Input data `signatures` and `records`.

In [12]:
import pandas as pd
import re

from json import load
from unidecode import unidecode

In [19]:
signatures = load(open("/data01/beard/clustering/signatures.json"))
signatures = {s["signature_id"]: s for s in signatures}

In [20]:
records = load(open("/data01/beard/clustering/records.json"))
records = {r["publication_id"]: r for r in records}

In [9]:
data = [len(signatures), len(records)]
index = ['Signatures',  # Total number of signatures
         'Records',  # Total number of records
        ]
d = {'Count': data}
df = pd.DataFrame(data=d, index=index)
df

Unnamed: 0,Count
Signatures,8958311
Records,1137394


Example of a (random) signature `s` and record element `r`, where `s` is a contributor of `r`. Represented as a JSON array:

In [10]:
records['1262925']

{u'authors': [u'Ellis, John', u'Mustafayev, Azar', u'Olive, Keith A'],
 u'publication_id': u'1262925',
 u'title': u'Resurrecting No-Scale Supergravity Phenomenology',
 u'year': u'2010'}

In [11]:
signatures['1262925_Ellis, John_4155994']

{u'author_affiliation': u'CERN',
 u'author_inspire_id': u'00146525',
 u'author_name': u'Ellis, John',
 u'publication_id': u'1262925',
 u'signature_id': u'1262925_Ellis, John_4155994'}

Brief statistics for `records` and `signatures` (see `predicted-clusters_analyzer` for more signature statistics):

In [18]:
r_title = len([r for r in records.itervalues() if r["title"]])
r_year = len([r for r in records.itervalues() if r["year"]])
s_affiliation = len([s for s in signatures.itervalues() if s["author_affiliation"]])

data = [r_title, r_year, s_affiliation]
index = ['Records having title',
         'Records having year',
         'Signatures having affiliation'
        ]
d = {'Count': data}
df = pd.DataFrame(data=d, index=index)
df

Unnamed: 0,Count
Records having title,1118457
Records having year,1134291
Signatures having affiliation,3605596


While running the disambiguation on the signature set, we have found `invalid` author full names, stored in the MARC 21 field `100__a`. However, the applied regular expression may not cover all invalid cases. The `invalid` author names are represented as pairs, where the first element contains the `record id` the author contributed to, the second element contains the name itself, such as `(recid, full_name)`.

In [15]:
p = re.compile(r"^([a-zA-Z]+[-',.~\s]*[a-zA-Z]*){3,}", flags=re.UNICODE)
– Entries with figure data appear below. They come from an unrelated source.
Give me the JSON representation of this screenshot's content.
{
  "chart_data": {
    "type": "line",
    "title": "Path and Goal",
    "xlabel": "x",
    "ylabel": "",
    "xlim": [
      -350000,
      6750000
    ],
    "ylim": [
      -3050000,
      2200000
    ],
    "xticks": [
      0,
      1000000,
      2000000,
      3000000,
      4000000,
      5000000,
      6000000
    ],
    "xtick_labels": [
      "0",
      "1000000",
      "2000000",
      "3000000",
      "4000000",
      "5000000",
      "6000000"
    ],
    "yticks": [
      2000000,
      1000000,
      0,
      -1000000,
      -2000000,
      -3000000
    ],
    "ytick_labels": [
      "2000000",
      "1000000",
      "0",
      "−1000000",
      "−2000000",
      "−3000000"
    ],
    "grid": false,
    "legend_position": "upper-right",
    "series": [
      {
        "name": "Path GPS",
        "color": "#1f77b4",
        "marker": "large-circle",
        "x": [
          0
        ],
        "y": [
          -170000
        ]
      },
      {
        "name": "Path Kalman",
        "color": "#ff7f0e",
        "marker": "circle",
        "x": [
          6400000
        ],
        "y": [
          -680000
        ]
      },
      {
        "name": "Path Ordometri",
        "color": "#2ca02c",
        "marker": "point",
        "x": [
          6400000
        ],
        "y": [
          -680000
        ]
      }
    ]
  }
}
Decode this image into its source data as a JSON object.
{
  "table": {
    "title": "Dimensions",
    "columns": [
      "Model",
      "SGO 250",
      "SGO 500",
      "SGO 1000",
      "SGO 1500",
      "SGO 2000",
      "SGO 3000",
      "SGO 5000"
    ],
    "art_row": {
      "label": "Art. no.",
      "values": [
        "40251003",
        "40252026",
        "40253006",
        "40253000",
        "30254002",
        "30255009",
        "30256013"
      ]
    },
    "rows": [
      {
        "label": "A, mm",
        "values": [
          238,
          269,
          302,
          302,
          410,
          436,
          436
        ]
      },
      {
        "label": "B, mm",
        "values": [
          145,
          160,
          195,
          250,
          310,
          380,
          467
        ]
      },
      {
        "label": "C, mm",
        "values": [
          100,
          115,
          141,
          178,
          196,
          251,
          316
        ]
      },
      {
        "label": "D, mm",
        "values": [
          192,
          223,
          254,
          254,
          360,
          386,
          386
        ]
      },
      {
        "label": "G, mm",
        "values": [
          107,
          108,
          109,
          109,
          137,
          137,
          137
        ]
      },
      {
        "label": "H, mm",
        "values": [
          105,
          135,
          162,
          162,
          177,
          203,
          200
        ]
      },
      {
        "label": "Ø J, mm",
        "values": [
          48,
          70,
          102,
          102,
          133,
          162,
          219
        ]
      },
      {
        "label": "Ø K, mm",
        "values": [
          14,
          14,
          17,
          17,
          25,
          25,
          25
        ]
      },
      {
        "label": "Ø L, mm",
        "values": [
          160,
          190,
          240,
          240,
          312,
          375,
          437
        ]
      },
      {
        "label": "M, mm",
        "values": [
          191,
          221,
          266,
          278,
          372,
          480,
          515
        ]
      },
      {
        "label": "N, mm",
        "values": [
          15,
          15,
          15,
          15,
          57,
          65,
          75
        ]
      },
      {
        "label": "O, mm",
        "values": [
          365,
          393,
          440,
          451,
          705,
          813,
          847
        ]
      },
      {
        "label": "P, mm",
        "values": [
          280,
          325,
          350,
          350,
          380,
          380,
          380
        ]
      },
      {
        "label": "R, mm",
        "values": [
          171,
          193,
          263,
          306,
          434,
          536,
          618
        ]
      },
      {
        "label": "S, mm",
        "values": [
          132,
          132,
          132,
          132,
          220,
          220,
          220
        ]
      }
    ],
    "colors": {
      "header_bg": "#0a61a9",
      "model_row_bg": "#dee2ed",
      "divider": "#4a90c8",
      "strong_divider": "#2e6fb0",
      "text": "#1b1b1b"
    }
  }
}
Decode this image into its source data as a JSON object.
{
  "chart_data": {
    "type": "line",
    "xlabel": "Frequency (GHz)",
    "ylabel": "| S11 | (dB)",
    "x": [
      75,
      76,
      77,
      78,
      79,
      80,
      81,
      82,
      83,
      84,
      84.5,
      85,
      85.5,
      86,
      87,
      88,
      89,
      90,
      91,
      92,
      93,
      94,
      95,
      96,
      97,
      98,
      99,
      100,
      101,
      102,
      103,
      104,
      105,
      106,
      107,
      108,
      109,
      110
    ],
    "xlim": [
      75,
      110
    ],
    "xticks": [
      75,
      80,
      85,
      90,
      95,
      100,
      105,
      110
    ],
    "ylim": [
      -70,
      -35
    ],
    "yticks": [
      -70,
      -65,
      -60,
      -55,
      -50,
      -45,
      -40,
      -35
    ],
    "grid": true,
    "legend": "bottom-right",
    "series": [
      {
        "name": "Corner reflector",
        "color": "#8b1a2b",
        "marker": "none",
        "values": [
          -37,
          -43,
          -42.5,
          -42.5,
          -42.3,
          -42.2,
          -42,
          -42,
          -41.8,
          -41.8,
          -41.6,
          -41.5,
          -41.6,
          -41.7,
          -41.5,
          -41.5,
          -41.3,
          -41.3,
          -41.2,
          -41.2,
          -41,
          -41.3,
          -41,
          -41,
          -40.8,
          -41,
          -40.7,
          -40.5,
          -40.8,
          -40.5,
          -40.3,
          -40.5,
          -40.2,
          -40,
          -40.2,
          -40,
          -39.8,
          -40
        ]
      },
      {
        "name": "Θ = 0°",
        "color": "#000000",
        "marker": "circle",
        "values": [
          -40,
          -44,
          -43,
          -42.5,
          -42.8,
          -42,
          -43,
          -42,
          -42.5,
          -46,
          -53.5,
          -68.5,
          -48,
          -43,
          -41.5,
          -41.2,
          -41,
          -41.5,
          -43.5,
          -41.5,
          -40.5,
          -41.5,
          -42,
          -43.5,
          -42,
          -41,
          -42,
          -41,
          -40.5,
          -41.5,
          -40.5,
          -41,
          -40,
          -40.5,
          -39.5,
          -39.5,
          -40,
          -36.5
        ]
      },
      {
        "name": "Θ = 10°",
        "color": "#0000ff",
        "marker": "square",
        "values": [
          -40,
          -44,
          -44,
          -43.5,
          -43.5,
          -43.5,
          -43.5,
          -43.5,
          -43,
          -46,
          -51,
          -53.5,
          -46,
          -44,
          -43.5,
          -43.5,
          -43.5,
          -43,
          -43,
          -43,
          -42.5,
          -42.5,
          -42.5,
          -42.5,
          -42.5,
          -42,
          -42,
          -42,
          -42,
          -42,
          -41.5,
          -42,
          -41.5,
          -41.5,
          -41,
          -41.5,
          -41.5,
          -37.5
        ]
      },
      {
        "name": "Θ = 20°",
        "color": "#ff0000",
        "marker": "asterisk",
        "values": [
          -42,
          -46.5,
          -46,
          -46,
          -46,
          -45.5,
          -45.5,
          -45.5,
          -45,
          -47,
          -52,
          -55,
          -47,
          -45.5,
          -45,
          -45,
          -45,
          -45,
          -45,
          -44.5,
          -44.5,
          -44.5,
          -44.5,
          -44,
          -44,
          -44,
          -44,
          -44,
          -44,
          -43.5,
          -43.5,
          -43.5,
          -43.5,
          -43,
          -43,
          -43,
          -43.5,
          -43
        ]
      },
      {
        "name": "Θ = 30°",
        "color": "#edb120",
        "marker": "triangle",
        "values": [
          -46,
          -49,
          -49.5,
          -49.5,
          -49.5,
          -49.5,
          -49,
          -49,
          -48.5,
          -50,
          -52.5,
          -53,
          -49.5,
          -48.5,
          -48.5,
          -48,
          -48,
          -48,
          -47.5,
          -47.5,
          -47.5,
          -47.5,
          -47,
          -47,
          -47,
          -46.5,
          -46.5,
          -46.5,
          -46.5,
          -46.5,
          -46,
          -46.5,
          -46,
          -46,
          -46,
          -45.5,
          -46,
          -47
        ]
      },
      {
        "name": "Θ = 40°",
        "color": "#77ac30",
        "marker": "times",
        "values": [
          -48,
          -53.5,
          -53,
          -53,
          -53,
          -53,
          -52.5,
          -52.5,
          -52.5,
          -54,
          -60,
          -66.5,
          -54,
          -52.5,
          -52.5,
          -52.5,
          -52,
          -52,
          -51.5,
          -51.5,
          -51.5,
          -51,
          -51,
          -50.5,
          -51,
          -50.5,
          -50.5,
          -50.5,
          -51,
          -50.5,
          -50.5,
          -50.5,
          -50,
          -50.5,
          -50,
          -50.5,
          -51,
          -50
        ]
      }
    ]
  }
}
# http://fabzter.com/blog/remove-nonspacing-characters-text-python
print(unidecode(u"áéíóú äëïöü ø ñÑ û"))  # Test removing accents and stuff

# Match invalid author names in signatures
invalid_pairs = []  # pair representing (record_id, author_name)
for signature in signatures.itervalues():
    author_name = signature["author_name"]

    if not p.match(unidecode(author_name)):
        invalid_pairs.append( (signature["publication_id"], author_name) )

print len(invalid_pairs)

aeiou aeiou o nN u
5015